Long-standing issues require thoughtful solutions
A city in the Midwestern Corn Belt installed a new 84-in. reinforced concrete pipe (RCP) storm sewer collection system in the early 1990s to provide relief from flooding. RCP has, for many years, had a reputation of having weak or inconsistent joints. The concrete pipe industry as a whole has designed and built joints to meet certain standards; however, proper installation techniques need to be employed, and workers must be trained to ensure a quality installation of the piping system.
This RCP storm sewer was installed in a historic part of the city and was designed using a confined O-ring gasketed joint. These O-ring joints meet the strict requirements of ASTM Specifications C361, Reinforced Concrete Low-Head Pressure Pipe; and C443, Joints for Circular Concrete Sewer and Culvert Pipe, using flexible, watertight rubber gaskets. They also meet the requirements of the Bureau of Reclamation specification for the type R-4 joint and are suited for reliable, yet economical transmission of water at internal pressure heads of up to 125 ft.
The pipe was designed to be watertight and provide many years of service, but it began to show signs of infiltration and exfiltration through the joints almost immediately. It became apparent that there had been problems during installation of the pipe, and the city now was faced with the challenge of how to repair a concrete storm pipe and finding a solution to seal approximately 230 joints in the pipe segment.
Solution – Concrete Pipe Joint Repair
Traditional repair methods such as excavation were not an economical option, so the city researched a variety of trenchless methods to make the reinforced concrete pipe repair from the inside of the pipe, including chemical grout, cured in place pipe (CIPP) and mechanical internal joint seals. In 2010, the city decided to do a trial installation of the HydraTite internal joint seal system for the purposes of evaluation. Two 84-in. HydraTite internal joint seals were furnished and installed by Cretex Specialty Products, a distributor of manhole and pipe joint sealing technologies located in Waukesha, Wisconsin. After approximately six years of successful service on the two trial seal installations, the city hired a consulting engineer to design, bid and construct the repairs utilizing the HydraTite internal joint seal system.

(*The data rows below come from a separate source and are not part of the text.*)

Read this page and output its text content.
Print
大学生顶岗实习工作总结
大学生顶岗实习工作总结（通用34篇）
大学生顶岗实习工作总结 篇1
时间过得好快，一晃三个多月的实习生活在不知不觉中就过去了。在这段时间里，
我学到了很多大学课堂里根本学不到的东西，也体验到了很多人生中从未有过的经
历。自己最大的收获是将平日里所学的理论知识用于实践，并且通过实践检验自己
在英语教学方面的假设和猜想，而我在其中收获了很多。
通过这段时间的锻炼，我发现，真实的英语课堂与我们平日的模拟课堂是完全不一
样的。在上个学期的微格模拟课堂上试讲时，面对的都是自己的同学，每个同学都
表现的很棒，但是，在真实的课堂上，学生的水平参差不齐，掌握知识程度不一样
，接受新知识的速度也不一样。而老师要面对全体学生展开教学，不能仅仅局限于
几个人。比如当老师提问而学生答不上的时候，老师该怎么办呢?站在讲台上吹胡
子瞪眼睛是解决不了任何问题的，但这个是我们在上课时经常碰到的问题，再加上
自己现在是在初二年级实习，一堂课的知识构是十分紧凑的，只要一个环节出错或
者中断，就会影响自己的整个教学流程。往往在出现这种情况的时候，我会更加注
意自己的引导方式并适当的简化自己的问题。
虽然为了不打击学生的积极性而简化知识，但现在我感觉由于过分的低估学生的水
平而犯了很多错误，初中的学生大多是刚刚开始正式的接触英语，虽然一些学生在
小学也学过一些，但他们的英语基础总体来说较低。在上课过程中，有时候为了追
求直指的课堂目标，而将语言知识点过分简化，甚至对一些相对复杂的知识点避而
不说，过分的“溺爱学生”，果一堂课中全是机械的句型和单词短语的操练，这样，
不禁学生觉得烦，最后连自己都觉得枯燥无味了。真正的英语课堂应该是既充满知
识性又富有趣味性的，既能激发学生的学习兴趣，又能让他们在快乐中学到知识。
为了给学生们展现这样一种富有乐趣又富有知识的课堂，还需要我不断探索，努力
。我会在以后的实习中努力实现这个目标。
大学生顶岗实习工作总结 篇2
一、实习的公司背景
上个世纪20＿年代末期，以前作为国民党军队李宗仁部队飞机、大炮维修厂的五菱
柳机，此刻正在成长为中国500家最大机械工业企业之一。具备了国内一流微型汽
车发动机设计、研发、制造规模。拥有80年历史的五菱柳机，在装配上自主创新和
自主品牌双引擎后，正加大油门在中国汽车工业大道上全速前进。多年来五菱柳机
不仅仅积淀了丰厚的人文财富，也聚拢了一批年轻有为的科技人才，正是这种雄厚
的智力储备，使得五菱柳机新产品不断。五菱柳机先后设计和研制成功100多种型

In the fall of 2016 the project was put to public bid and awarded to the low bidder, HydraTech Field Services LLC of Cincinnati. The bid included furnishing and installing 231 HydraTite internal joint seals of varying sizes, including 215 84-in., one 72-in., 10 60-in. and five 48-in. seals. There also were bid items for traffic control, storm sewer cleaning, lift hole patching, manhole chimney rehabilitation and other miscellaneous items.
Work commenced in mid-January 2017, starting with a preconstruction meeting held with the city, the engineering firm and the contractors. Traffic control was then set up, and the sewer-cleaning contractor started the process of removing sediment from the 84-in. line. In conjunction with the cleaning, all the lift holes in the pipe segments were filled with a non-shrink repair mortar during the reinforced concrete pipe repair. Access to the storm sewer for the material, tools, equipment and crew personnel was through a single 2.5-ft-by-3.5-ft entryway in the roadway, which posed no problems for the HydraTite system. After the first portion of the pipe was cleaned, the HydraTite internal joint seals, retaining bands and tools were loaded into the pipe through the access point and the installation process commenced.
The system of installation required that technicians verified a proper sealing surface for the seal to cover over the joint and repaired if necessary. Each joint was air tested for leakage and was inspected by the engineering firm to verify that it was watertight and free of any leaks. During the eight-week project, there were some delays due to weather events such as snow and rain. On those days, the HydraTite seal installation was not performed due to higher than normal flow in the pipe; however, the project was still completed on time.
Since the project was completed in April 2017, the area has not experienced any of the infiltration or exfiltration problems previously found in this storm sewer collection system.